Bowl Base with Saints Peter and Paul Flanking a Column with the Christogram of Christ
Doctrinal reflection
This object is a fondi d'oro (gold-glass base), a Late Antique technique in which gold leaf imagery is sandwiched between two fused layers of glass. Dated to the late fourth century AD, it belongs to a well-attested corpus of Roman and early Byzantine gold-glass roundels, most densely concentrated in the catacombal and funerary contexts of Rome and its environs. The Metropolitan Museum of Art preserves this example as part of its Medieval Art holdings, acquired through the Rogers Fund in 1916. The composition presents the Apostles Peter and Paul in frontal or near-frontal poses flanking a column surmounted by the Christogram—the Chi-Rho monogram (☧), which gained imperial sanction following Constantine I's adoption of the symbol in the early fourth century AD. By the later fourth century the Christogram had become a standard emblem of Christological sovereignty in both public and private devotional contexts. The pairing of Peter and Paul as co-princes of the Apostolate (principes apostolorum) is a recurrent formula in Roman Christian iconography and carries ecclesiological weight affirming the authority of the Roman see.
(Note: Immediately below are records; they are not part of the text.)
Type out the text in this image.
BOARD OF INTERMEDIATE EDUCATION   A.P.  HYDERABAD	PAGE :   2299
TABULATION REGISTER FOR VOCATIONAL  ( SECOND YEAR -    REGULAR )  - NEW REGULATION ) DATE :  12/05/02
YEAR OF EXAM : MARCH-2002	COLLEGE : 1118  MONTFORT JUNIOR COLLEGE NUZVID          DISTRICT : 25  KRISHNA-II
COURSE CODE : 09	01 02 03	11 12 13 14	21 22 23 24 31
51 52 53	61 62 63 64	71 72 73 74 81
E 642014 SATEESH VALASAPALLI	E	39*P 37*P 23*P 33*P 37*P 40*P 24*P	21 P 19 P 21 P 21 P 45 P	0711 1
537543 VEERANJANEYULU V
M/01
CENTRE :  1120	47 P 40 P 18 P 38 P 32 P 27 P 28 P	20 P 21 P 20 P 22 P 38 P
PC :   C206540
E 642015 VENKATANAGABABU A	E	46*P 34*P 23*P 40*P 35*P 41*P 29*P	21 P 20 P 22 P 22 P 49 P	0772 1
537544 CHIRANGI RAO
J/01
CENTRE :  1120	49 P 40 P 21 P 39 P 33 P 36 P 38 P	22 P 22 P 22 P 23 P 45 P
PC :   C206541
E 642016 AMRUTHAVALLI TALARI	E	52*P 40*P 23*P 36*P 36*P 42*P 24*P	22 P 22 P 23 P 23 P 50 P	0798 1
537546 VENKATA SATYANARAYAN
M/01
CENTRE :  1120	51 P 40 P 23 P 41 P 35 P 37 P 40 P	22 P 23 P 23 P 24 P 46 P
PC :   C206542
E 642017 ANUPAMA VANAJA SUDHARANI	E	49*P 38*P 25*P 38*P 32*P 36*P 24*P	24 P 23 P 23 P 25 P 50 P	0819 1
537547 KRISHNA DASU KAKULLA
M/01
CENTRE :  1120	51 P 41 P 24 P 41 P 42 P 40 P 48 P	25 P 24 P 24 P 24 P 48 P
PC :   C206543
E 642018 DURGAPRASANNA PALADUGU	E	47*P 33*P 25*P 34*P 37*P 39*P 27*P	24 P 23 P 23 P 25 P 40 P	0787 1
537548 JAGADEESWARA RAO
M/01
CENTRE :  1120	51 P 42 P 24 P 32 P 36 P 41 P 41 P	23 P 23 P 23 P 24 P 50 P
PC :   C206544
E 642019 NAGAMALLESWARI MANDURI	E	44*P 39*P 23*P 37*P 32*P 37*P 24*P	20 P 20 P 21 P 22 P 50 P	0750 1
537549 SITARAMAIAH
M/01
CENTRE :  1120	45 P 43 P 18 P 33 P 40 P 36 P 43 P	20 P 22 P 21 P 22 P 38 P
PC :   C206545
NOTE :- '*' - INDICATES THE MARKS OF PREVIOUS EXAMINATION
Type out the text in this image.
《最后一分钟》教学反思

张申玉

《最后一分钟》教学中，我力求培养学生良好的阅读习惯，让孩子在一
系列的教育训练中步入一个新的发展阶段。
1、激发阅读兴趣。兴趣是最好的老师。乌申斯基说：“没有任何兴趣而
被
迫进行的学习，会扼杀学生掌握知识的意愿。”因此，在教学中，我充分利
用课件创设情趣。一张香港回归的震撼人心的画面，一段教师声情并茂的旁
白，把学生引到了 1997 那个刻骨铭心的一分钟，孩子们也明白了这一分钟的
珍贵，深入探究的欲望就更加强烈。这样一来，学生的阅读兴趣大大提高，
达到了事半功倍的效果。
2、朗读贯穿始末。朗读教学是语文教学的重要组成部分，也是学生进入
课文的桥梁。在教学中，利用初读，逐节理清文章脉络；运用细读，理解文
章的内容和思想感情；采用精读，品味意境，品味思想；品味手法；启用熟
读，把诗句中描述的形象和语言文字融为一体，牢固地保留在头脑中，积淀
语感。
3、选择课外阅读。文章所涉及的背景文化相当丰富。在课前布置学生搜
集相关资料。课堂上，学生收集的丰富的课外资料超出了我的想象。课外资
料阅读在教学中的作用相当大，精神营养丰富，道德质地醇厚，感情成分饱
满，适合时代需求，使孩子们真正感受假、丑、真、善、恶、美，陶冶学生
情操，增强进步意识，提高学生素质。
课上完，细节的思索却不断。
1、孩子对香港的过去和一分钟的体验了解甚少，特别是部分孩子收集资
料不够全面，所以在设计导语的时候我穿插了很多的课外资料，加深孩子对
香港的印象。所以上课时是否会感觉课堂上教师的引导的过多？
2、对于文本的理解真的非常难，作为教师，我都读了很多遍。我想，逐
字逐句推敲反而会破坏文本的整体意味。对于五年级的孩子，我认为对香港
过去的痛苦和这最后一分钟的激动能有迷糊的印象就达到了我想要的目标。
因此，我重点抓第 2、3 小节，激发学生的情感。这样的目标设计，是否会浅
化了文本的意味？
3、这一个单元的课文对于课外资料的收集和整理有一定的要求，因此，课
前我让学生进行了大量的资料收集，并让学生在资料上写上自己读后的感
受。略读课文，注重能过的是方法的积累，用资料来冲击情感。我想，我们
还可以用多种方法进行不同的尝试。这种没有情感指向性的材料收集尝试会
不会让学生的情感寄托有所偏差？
The column functions as an axis mundi or a surrogate for the cross, elevating the Christogram between the two foundational apostolic figures. Technically, the gold-leaf design was incised and then protected by fusing a second glass layer over it—a process associated primarily with Rome between the third and fifth centuries AD. Such objects were frequently embedded in catacomb wall-seals or used as eucharistic and commemorative vessels. This piece contributes to scholarship on transitional early Christian iconographic programs bridging pagan Roman and Byzantine visual theology. Sources: Grig, L., in Journal of Early Christian Studies; Whitehouse, D., Roman Glass in the Corning Museum of Glass; Morey, C.R., The Gold-Glass Collection of the Vatican Library.